« Hayy ben Yaqdhân » d’Ibn Thufaïl

« Hayy ben Yaqdhân » d’Ibn Thufaïl- samedi 9.12.2023- 13/18

« Toute la première partie des deux Tahafot (Incohérence), celui d’El Ghazali (Tahafot al falasifa) et d’Ibn Rochd (Tahafot at tahafot), est consacrée à la discussion, très étendue et très approfondie, du problème de l’éternité du monde, » écrit le traducteur, Léon Gauthier. « Toute la première partie des deux Tahafot, celui d’El Ghazali et d’Ibn Rochd, est consacrée à la discussion, très étendue et très approfondie, du problème de l’éternité du monde, » écrit le traducteur, Léon Gauthier. Les ouvrages en question sont, pour El Ghazali « Tahafot al falasifa » (Baghdad 1095) et pour Ibn Rochd « Tahafot at tahafot » (Andalousie 1179), écrit en guise de réponse et de « réfutation systématique ». 

Une autre question mobilisera Hayy des années durant sur le producteur (le mouhdith) de ce monde et sur le moment et les raisons (les causes) de cette production (el hadit). Il examina toutes les possibilités, sur la non-corporéité du producteur, sur l’absence de toutes les propriétés corporelles, sur sa connaissance du monde et son pouvoir sur lui. Et Ibn Thofail de rappeler le verset 14 de la sourat 67 el-Moulk. Quelle que fut la voie méditative que Hayy empruntait, elle aboutissait au même résultat, l’existence d’un Auteur incorporel, cause de toutes les choses et elles ses effets. Il observait désormais les choses existantes d’un autre point de vue « pour y trouver des exemples de la puissance de leur Auteur. »

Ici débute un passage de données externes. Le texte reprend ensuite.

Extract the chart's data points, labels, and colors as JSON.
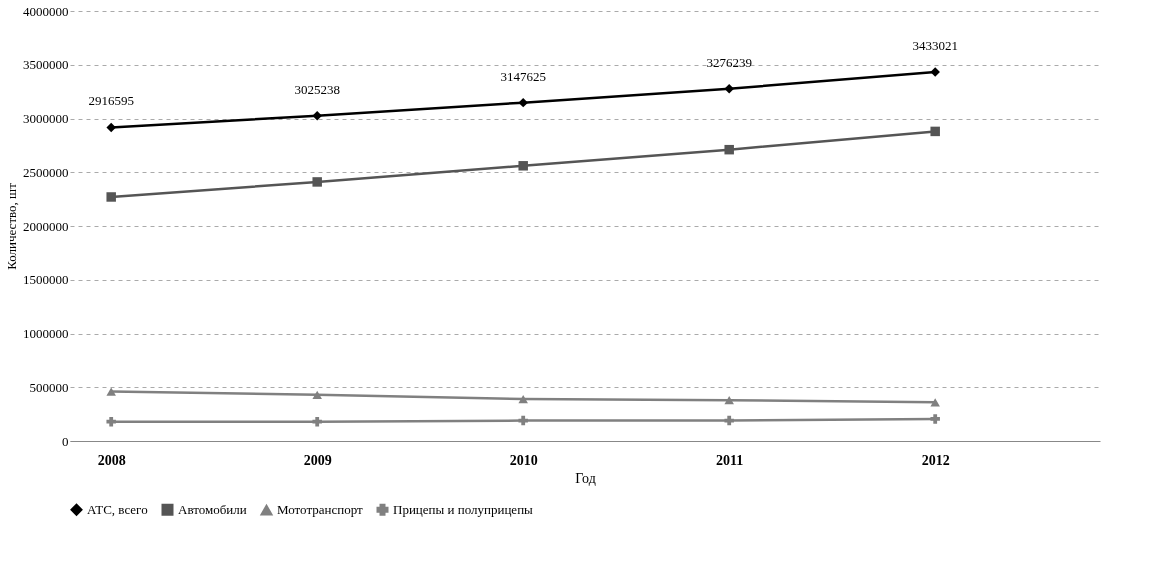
{
  "chart_data": {
    "type": "line",
    "xlabel": "Год",
    "ylabel": "Количество, шт",
    "categories": [
      "2008",
      "2009",
      "2010",
      "2011",
      "2012"
    ],
    "series": [
      {
        "name": "АТС, всего",
        "color": "#000000",
        "marker": "diamond",
        "values": [
          2916595,
          3025238,
          3147625,
          3276239,
          3433021
        ],
        "value_labels": [
          "2916595",
          "3025238",
          "3147625",
          "3276239",
          "3433021"
        ]
      },
      {
        "name": "Автомобили",
        "color": "#555555",
        "marker": "square",
        "values": [
          2270000,
          2410000,
          2560000,
          2710000,
          2880000
        ]
      },
      {
        "name": "Мототранспорт",
        "color": "#808080",
        "marker": "triangle",
        "values": [
          460000,
          430000,
          390000,
          380000,
          360000
        ]
      },
      {
        "name": "Прицепы и полуприцепы",
        "color": "#808080",
        "marker": "cross",
        "values": [
          180000,
          180000,
          190000,
          190000,
          205000
        ]
      }
    ],
    "ylim": [
      0,
      4000000
    ],
    "yticks": [
      0,
      500000,
      1000000,
      1500000,
      2000000,
      2500000,
      3000000,
      3500000,
      4000000
    ],
    "grid": "y",
    "legend": "bottom",
    "line_style": "solid"
  }
}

Hayy mena toutes ses réflexions jusqu’à l’âge de 35 ans. « L’intérêt qu’il éprouvait maintenant pour cet Auteur s’était enraciné en son cœur si profondément qu’il ne lui laissait plus le loisir de penser à autre chose que Lui… Son cœur se dégageait entièrement du monde sensible, pour s’attacher au monde intelligible. » 

Il était évident qu’il percevait cet Être (Auteur) par sa propre essence qu’aucune des qualités corporelles ne satisfaisait. Son essence n’était donc ni corporelle ni corruptible. C’est alors qu’il eut « un dédain absolu pour son corps. » Il se posait la question du devenir de son essence, « quelle serait sa condition quand elle aurait abandonné le corps » ?

Il se pencha sur les facultés perceptives (ouïe, odorat, etc.) et vit qu’elles étaient « tantôt percevantes en puissance, tantôt en acte ». En puissance, lorsqu’elles ne sont pas sollicitées, en acte lorsqu’elles sont en fonctionnement. Ibn Thufaïl écrit concernant l’œil : « pendant qu’il est fermé ou qu’il se détourne de l’objet visuel, il est percevant en puissance ». Selon que la perfection ou la beauté d’un objet sont élevées ou non, le désir qu’il inspire peut être grand ou non, et vive ou non peut être la douleur de sa perte. Hayy était certain que « l’Être nécessaire possède tous les attributs de la perfection, aucun de la défectivité », et que la chose par laquelle il arrivait à le connaître ne ressemble pas aux corps et ne périt pas comme eux. Il conclut de tout cela :  que celui qui a cette faculté à même de concevoir cet Être suprême, à sa mort :

« Ou bien il n’a acquis aucune notion de cet Être nécessaire dont il n’a jamais entendu parler. Dans ce cas il ne souffre pas d’en être séparé (cas des animaux, des plantes) et ne souffre pas d’en être séparé. Ou bien il a connu la perfection et la beauté de cet Être, et qu’il s’en est détourné pour suivre ses passions, atbaâ hawah, ( ‘‘pour suivre ses ‘inclinaisons’ vicieuses’’ écrit Quatremère). Dans ce cas il demeure dans des souffrances infinies. Ou bien il s’est tourné tout entier vers l’Être nécessaire. Dans ce dernier cas, il se perpétue dans une volupté infinie, dans une félicité, une allégresse éternelles. » Hayy se demanda comment parvenir à parfaire sa vision en acte, de sorte à ne plus s’en détourner. Les bêtes qu’il a observées, occupées à satisfaire leurs instincts, ne lui furent d’aucune utilité.

Lorsqu’il reprit son étude des astres et les sphères il constata « qu’ils évoluent selon certaines lois, que leurs mouvements sont réglés… et qu’outre leurs corps ils disposent, très probablement, d’essences (qui ne sont ni des corps, ni imprimées en eux) connaissant cet Être nécessaire. » « Hayy se demanda pourquoi il avait, seul parmi les espèces animales, le privilège de cette essence. » Cette essence qui le rendait semblable aux corps célestes.